Les jeunes américains le jurent : ils lisent.  Ils ne vont pourtant plus à la bibliothèque, non : quel intérêt ? Internet suffit bien. Des millions de jeunes, comme par exemple Nadia Konyk, une Américaine de 15 ans, passent en moyenne six heures par jour sur Internet. À l’instar de beaucoup de jeunes américains, Nadia Konyk est connectée en moyenne 6 heures par jour. Elle fréquente les sites comme myyearbook.com (où elle met en jour son humeur), fanfiction.net et quizilla.com (sites de réseaux littéraires), ainsi que YouTube.
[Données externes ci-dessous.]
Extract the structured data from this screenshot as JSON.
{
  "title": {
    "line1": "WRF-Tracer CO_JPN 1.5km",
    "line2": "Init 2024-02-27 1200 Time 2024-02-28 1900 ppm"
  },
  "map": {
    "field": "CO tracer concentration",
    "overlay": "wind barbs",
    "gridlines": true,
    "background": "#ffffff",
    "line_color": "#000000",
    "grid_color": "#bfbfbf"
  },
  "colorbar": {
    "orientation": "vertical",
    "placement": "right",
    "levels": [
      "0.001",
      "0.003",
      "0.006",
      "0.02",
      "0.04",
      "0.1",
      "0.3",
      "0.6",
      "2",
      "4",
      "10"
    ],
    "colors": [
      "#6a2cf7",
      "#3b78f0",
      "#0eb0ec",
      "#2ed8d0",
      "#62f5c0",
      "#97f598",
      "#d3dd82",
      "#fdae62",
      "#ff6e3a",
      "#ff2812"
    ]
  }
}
Bien qu’elle lise des histoires en ligne, pour sa mère, une lecture plus "classique" serait préférable : "lire ouvre les portes vers d’autres lieux, (...) vers des cultures, des mondes, et des gens". Malheureusement, les histoires sur les sites comme fanfiction.net sont parsemées d’erreurs de grammaire  et d’orthographe. Nadia publie même ses propres histoires sur le site, et veut poursuivre des études d’anglais à l’université. Mais elle ne lit jamais de romans.

Les associations américaines ne cessent de débattre à propos des effets de la lecture numérique. Les partisans du web ont récemment proposé l’instauration d’une épreuve de compréhension d’un texte en ligne, mais si l’initiative a été suivie dans quelques pays, elle ne s’est pas encore concrétisée aux États-Unis. L’association National Endowment for the Arts (NEA, agence culturelle fédérale) a publié une enquête inquiétante : les résultats des examens de compréhension sont de plus en plus mauvais, même pour les enfants qui indiquent qu’ils lisent volontiers. Pour Dana Gioia, le dirigeant de la NEA, survoler des articles en ligne ne vaut pas lire un bon vieux bouquin. En outre, certains professeurs s’accordent à dire que les textes en ligne, comme la lecture qu’on en fait, sont superficiels.

D’autres préfèrent mettre en avant les bénéfices qu’induit la Toile sur les habitudes de lecture des jeunes gens, qui lisent en ligne au lieu de regarder la télévision, support désespérément vide de texte. Un professeur de Michigan State University souligne lui qu’Internet permet de multiplier des points de vue différents en un rien de temps, tandis que d’autres insistent sur l’aspect multimédia des informations en ligne (texte, audio, vidéo…). Par contre, pour Ken Pugh, chercheur de sciences cognitives à Yale, "lire un livre, en prenant le temps d’y réfléchir (…) enrichit plus l’intellect que feuilleter des petits articles en ligne". De plus, la qualité des informations que l’on trouve sur Internet est largement discutable, notamment en termes de fiabilité. L’expérience menée par Donald J. Leu est un cas d’école : ce chercheur de l’université du Connecticut a tout simplement inventé un animal dont il mit en ligne la description. 90 % des étudiants piégés y ont cru, et peu d’entre eux ont fait l’effort de pousser plus loin leur curiosité, ne serait-ce que pour vérifier la vraisemblance de ce qu’ils lisaient.

Il est clair que l’avis du ministère de l’Éducation américain va largement peser sur le débat.  Les élèves américains apprendront-ils à utiliser Internet à l’école ? Impossible à dire : la majorité des Américains fait confiance aux parents pour contrôler les pratiques de leurs enfants.